A true outsider is Kevin O’Leary, 61. He has no history in the Conservative party but his well-honed free market, less government television schtick triggers the flow of right wing endorphins in many members. Instantly compared to Donald Trump when he first mused about running for the leadership, O’Leary must be watching Trump’s enduring strength in the primaries and beginning to think that there is something to all the speculation that voters are so fed up with the political status quo they’ll give any and all political outliers a hard look. It has worked for former Toronto Mayor Rob Ford, U.K. Labour leader Jeremy Corbyn, and maybe even for Democratic presidential nomination seeker Bernie Sanders.
Conservative party officials are likely praying for O’Leary to run, not necessarily because they want him as leader, but because he’ll sell a lot of memberships, attract a lot of media attention to the party, and, best of all, take up all the Toronto populist outsider space that might have been otherwise occupied by Ford’s menacing brother Doug.
More outsiders may enter the race. Among them is Winnipeg radiologist and president of the Manitoba College of Physicians and Surgeons Dan Lindsay. A civilian veteran of the Afghanistan war who served five tours in Kandahar hospital, he has been mulling a leadership bid for several months. A bright, articulate 60-year-old bachelor with a pony tail and a penchant for competitive sharpshooting, Lindsay would add colour to the race.
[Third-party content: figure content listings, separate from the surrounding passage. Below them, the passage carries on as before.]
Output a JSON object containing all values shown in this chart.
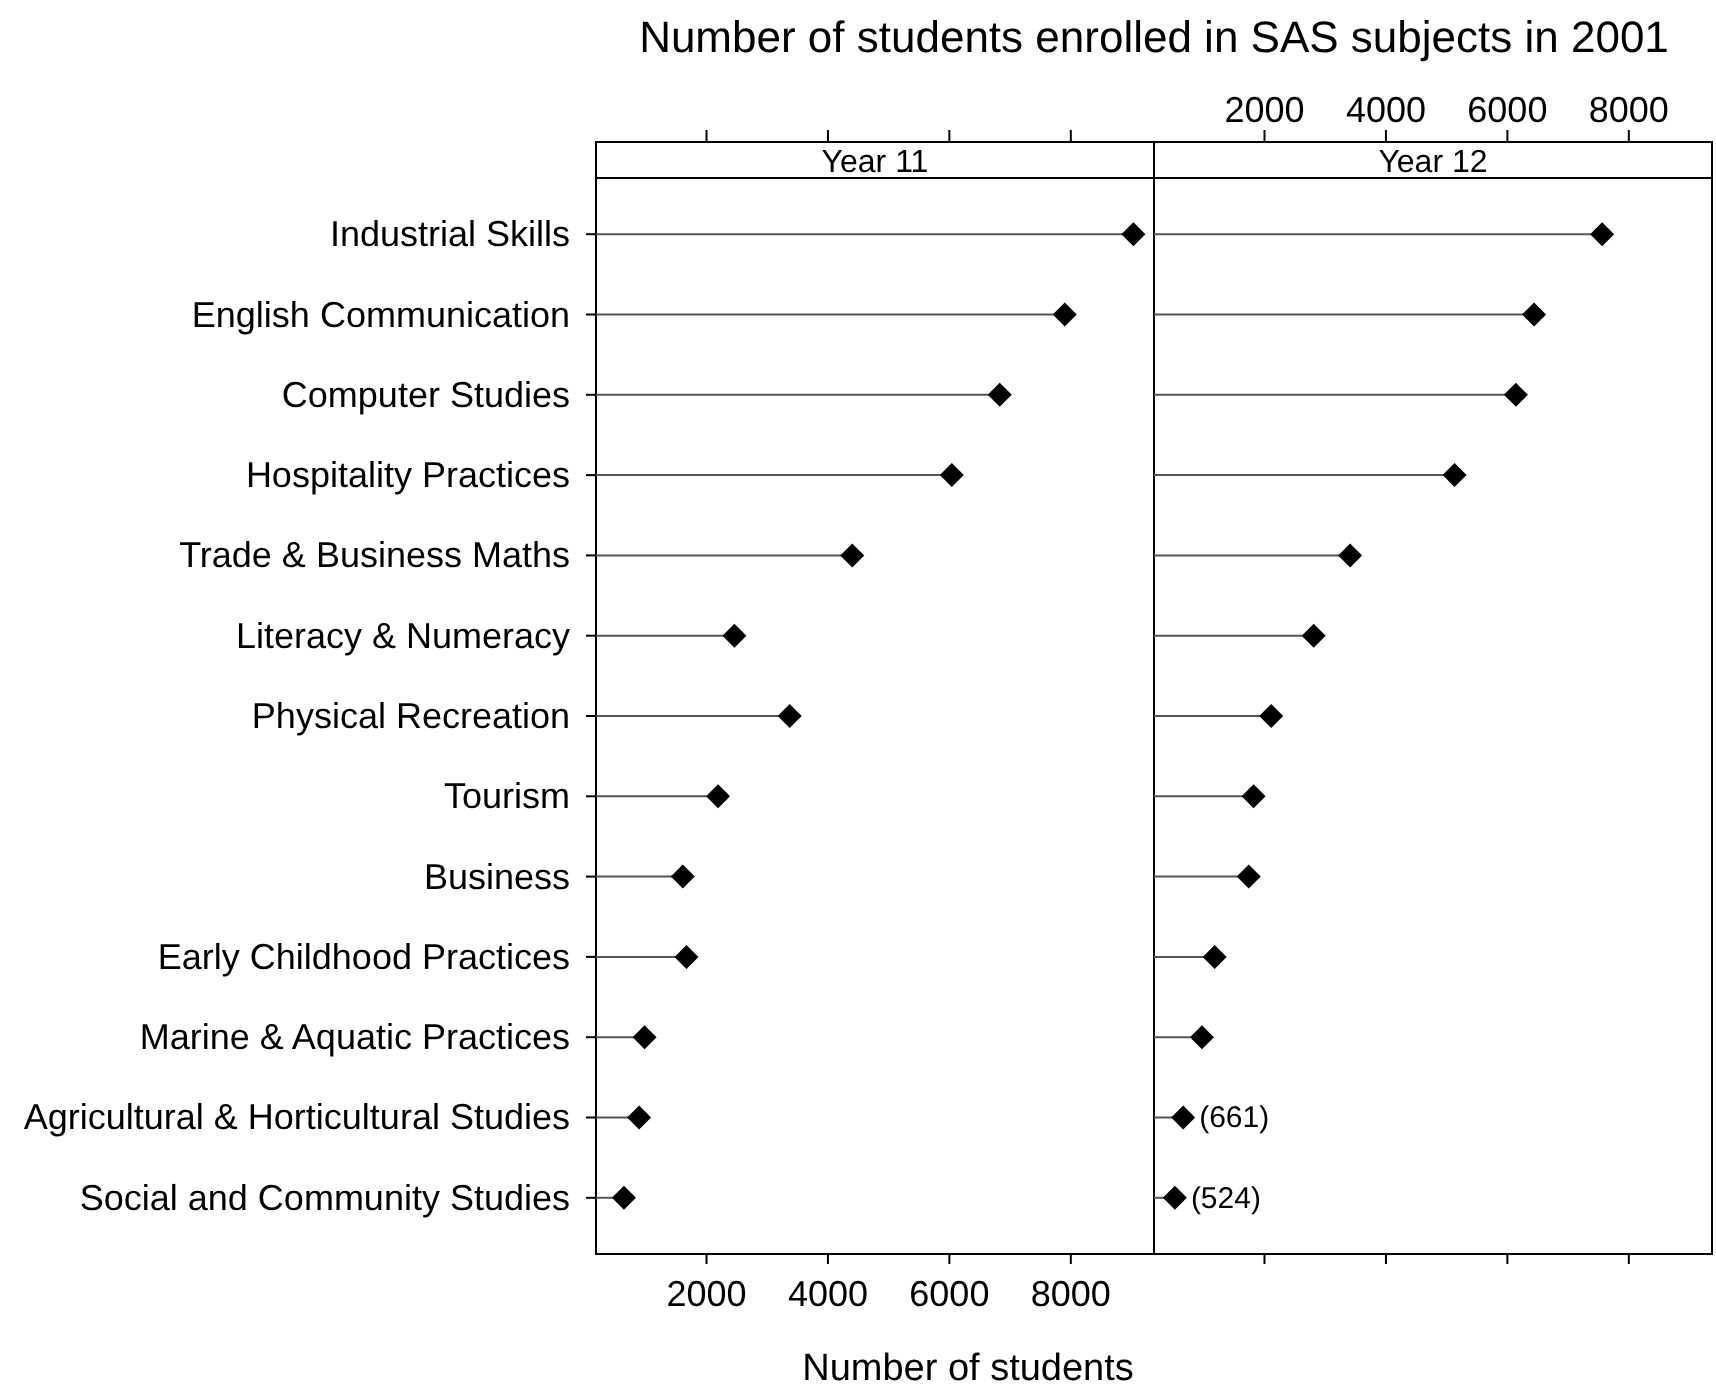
{
  "chart_data": [
    {
      "type": "lollipop",
      "orientation": "horizontal",
      "title": "Number of students enrolled in SAS subjects in 2001",
      "subtitle": "Year 11",
      "xlabel": "Number of students",
      "categories": [
        "Industrial Skills",
        "English Communication",
        "Computer Studies",
        "Hospitality Practices",
        "Trade & Business Maths",
        "Literacy & Numeracy",
        "Physical Recreation",
        "Tourism",
        "Business",
        "Early Childhood Practices",
        "Marine & Aquatic Practices",
        "Agricultural & Horticultural Studies",
        "Social and Community Studies"
      ],
      "values": [
        9030,
        7900,
        6830,
        6040,
        4400,
        2460,
        3370,
        2190,
        1610,
        1670,
        980,
        890,
        640
      ],
      "color": "#000000",
      "marker": "diamond",
      "xlim": [
        180,
        9370
      ],
      "xticks": [
        2000,
        4000,
        6000,
        8000
      ]
    },
    {
      "type": "lollipop",
      "orientation": "horizontal",
      "subtitle": "Year 12",
      "categories": [
        null,
        null,
        null,
        null,
        null,
        null,
        null,
        null,
        null,
        null,
        null,
        null,
        null
      ],
      "values": [
        7560,
        6440,
        6140,
        5130,
        3410,
        2810,
        2110,
        1820,
        1740,
        1180,
        970,
        661,
        524
      ],
      "color": "#000000",
      "marker": "diamond",
      "value_labels": [
        null,
        null,
        null,
        null,
        null,
        null,
        null,
        null,
        null,
        null,
        null,
        "(661)",
        "(524)"
      ],
      "xlim": [
        180,
        9370
      ],
      "xticks": [
        2000,
        4000,
        6000,
        8000
      ]
    }
  ]
}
He has a short history in the party but has been testing the waters by meeting with Conservatives across the country.
There are persistent rumours in Calgary that MP Michelle Rempel might give the campaign a whirl. She’s a blonde bundle of unbridled ambition with a fearless and effective social media presence. Alas for her, the stock of potential Conservative leaders from Calgary is trading lower than stink bids for devalued Alberta oil assets.
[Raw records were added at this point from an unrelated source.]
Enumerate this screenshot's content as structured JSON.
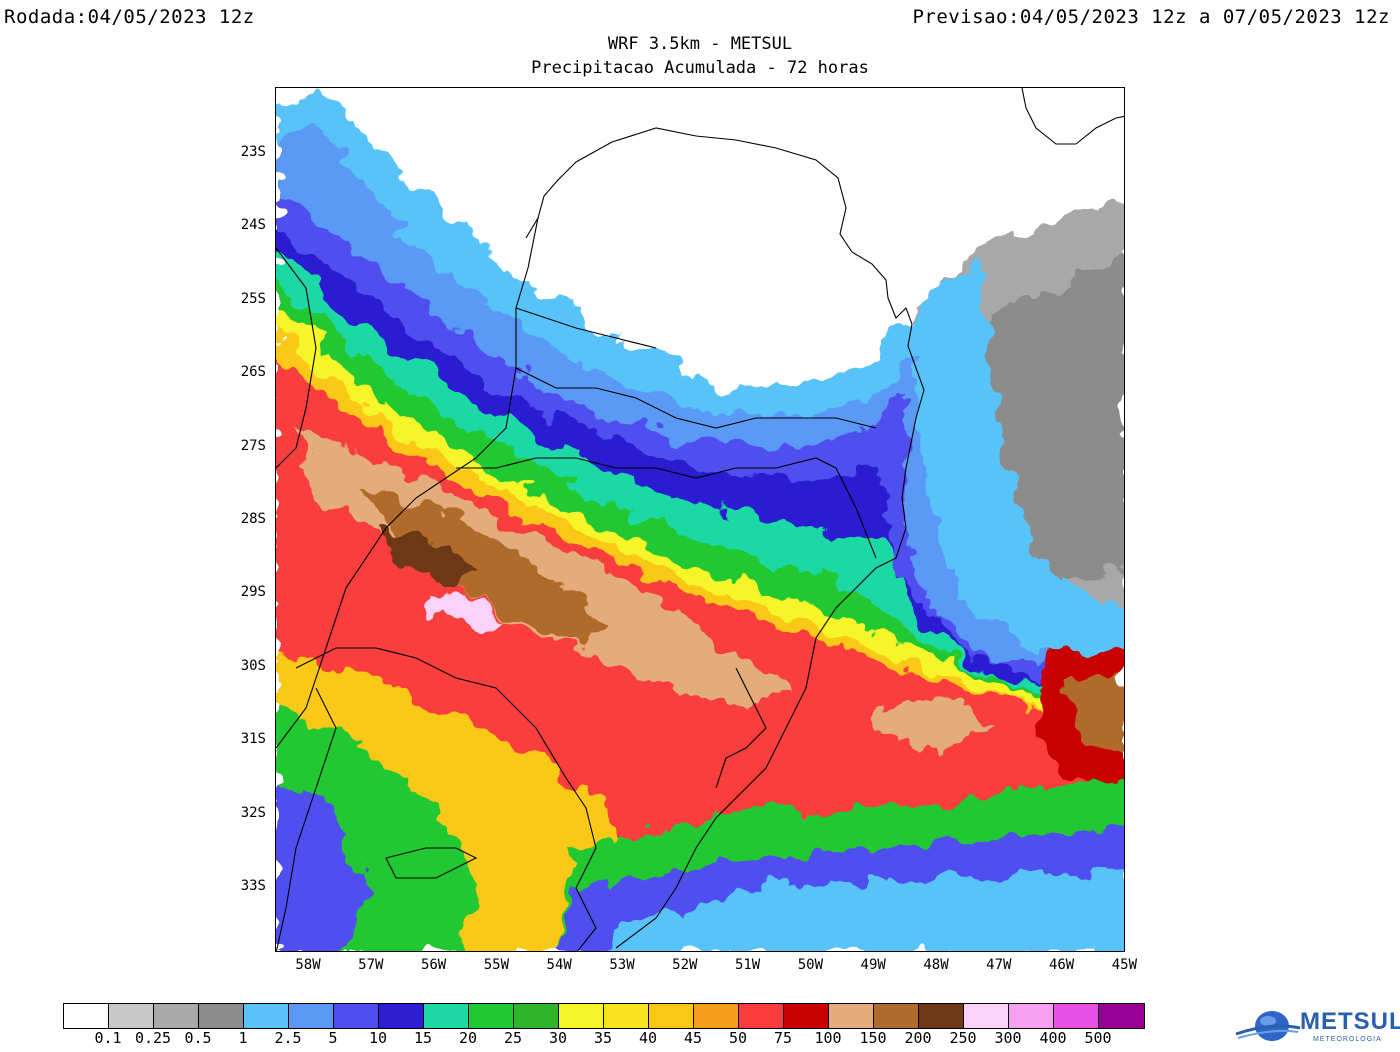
{
  "header": {
    "run_label": "Rodada:",
    "run_value": "04/05/2023 12z",
    "forecast_label": "Previsao:",
    "forecast_value": "04/05/2023 12z a 07/05/2023 12z"
  },
  "title": "WRF 3.5km - METSUL",
  "subtitle": "Precipitacao Acumulada - 72 horas",
  "map": {
    "lat_labels": [
      "23S",
      "24S",
      "25S",
      "26S",
      "27S",
      "28S",
      "29S",
      "30S",
      "31S",
      "32S",
      "33S"
    ],
    "lon_labels": [
      "58W",
      "57W",
      "56W",
      "55W",
      "54W",
      "53W",
      "52W",
      "51W",
      "50W",
      "49W",
      "48W",
      "47W",
      "46W",
      "45W"
    ]
  },
  "legend": {
    "colors": [
      "#ffffff",
      "#c8c8c8",
      "#a8a8a8",
      "#8c8c8c",
      "#59c3f9",
      "#5a99f6",
      "#4f4ff0",
      "#2c1fd1",
      "#1ed8a5",
      "#22c832",
      "#2eb52a",
      "#f5f52a",
      "#fae11e",
      "#fac814",
      "#f69b1e",
      "#fa3c3c",
      "#c80000",
      "#e3ac7a",
      "#b06a2c",
      "#6e3914",
      "#fad2fa",
      "#f5a0f0",
      "#e650e6",
      "#960096"
    ],
    "ticks": [
      "0.1",
      "0.25",
      "0.5",
      "1",
      "2.5",
      "5",
      "10",
      "15",
      "20",
      "25",
      "30",
      "35",
      "40",
      "45",
      "50",
      "75",
      "100",
      "150",
      "200",
      "250",
      "300",
      "400",
      "500"
    ]
  },
  "logo": {
    "name": "METSUL",
    "tagline": "METEOROLOGIA"
  }
}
That just leaves Saskatchewan Premier Brad Wall, whose adamant denials of interest must be taken at face value, at least until he safely wins another majority in this spring’s provincial election. Or until he learns to speak French. Or both.
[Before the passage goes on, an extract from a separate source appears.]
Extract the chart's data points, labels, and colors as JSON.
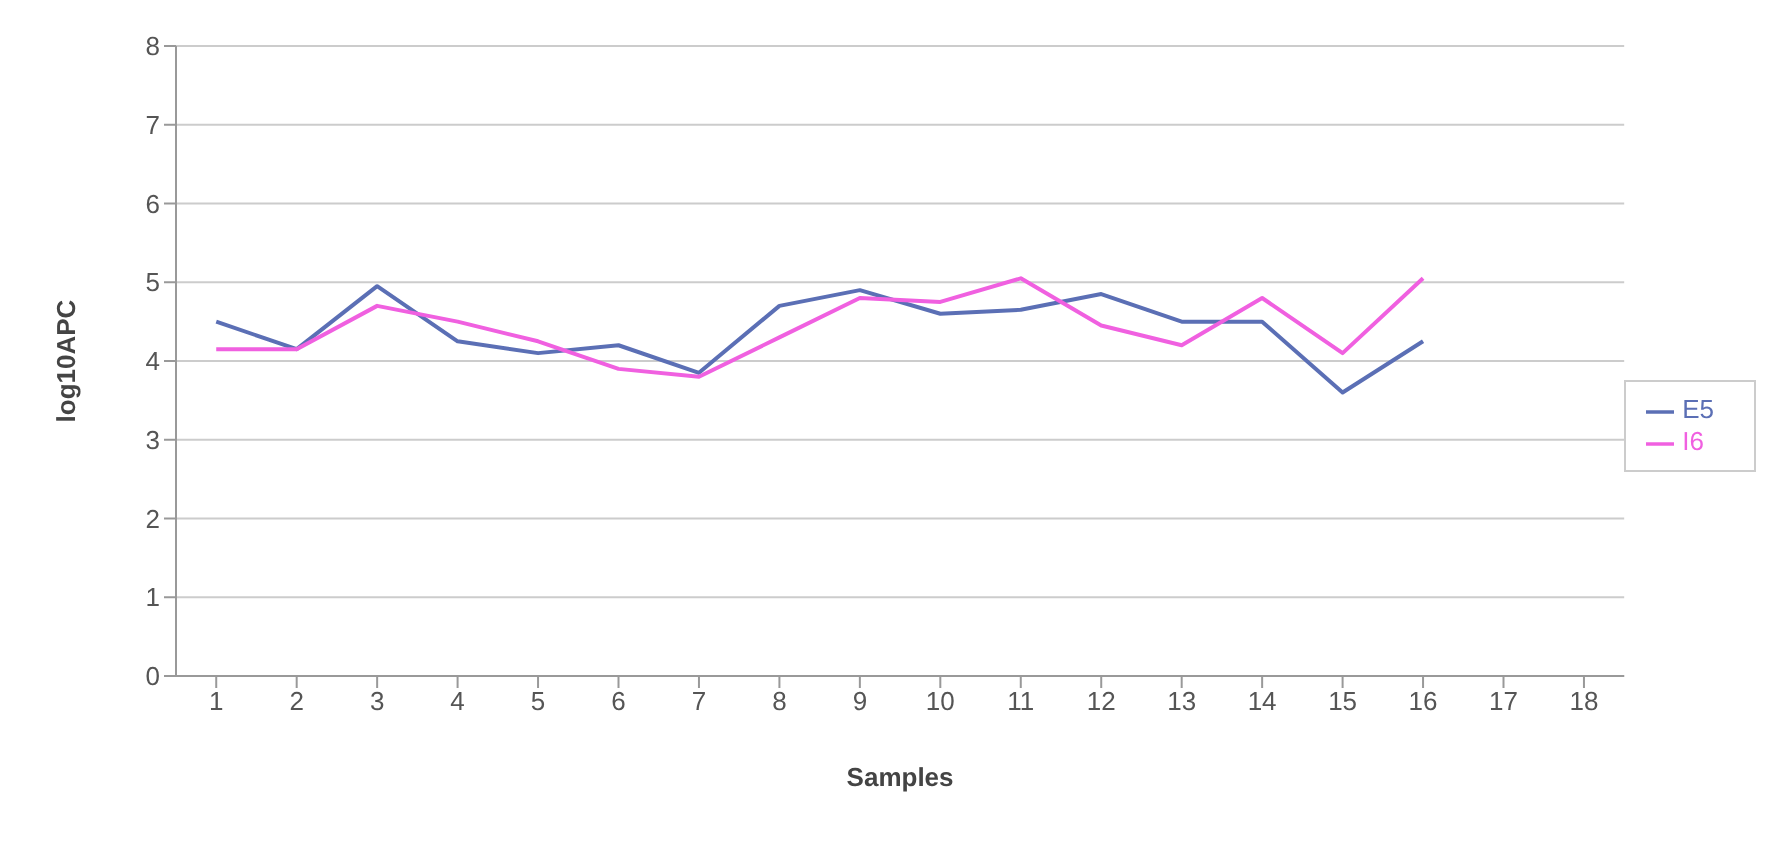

No doubt there other insiders and outsiders who are wondering if they should spend the next 15 months going to Conservative gatherings, giving speeches and interviews, raising money and begging for support. The challenge is not only to beat the other leadership contenders, but then try to take out Trudeau. It’s a tall order, and it says something positive about the future of the Conservative party that there are so many people apparently willing to take on the challenge.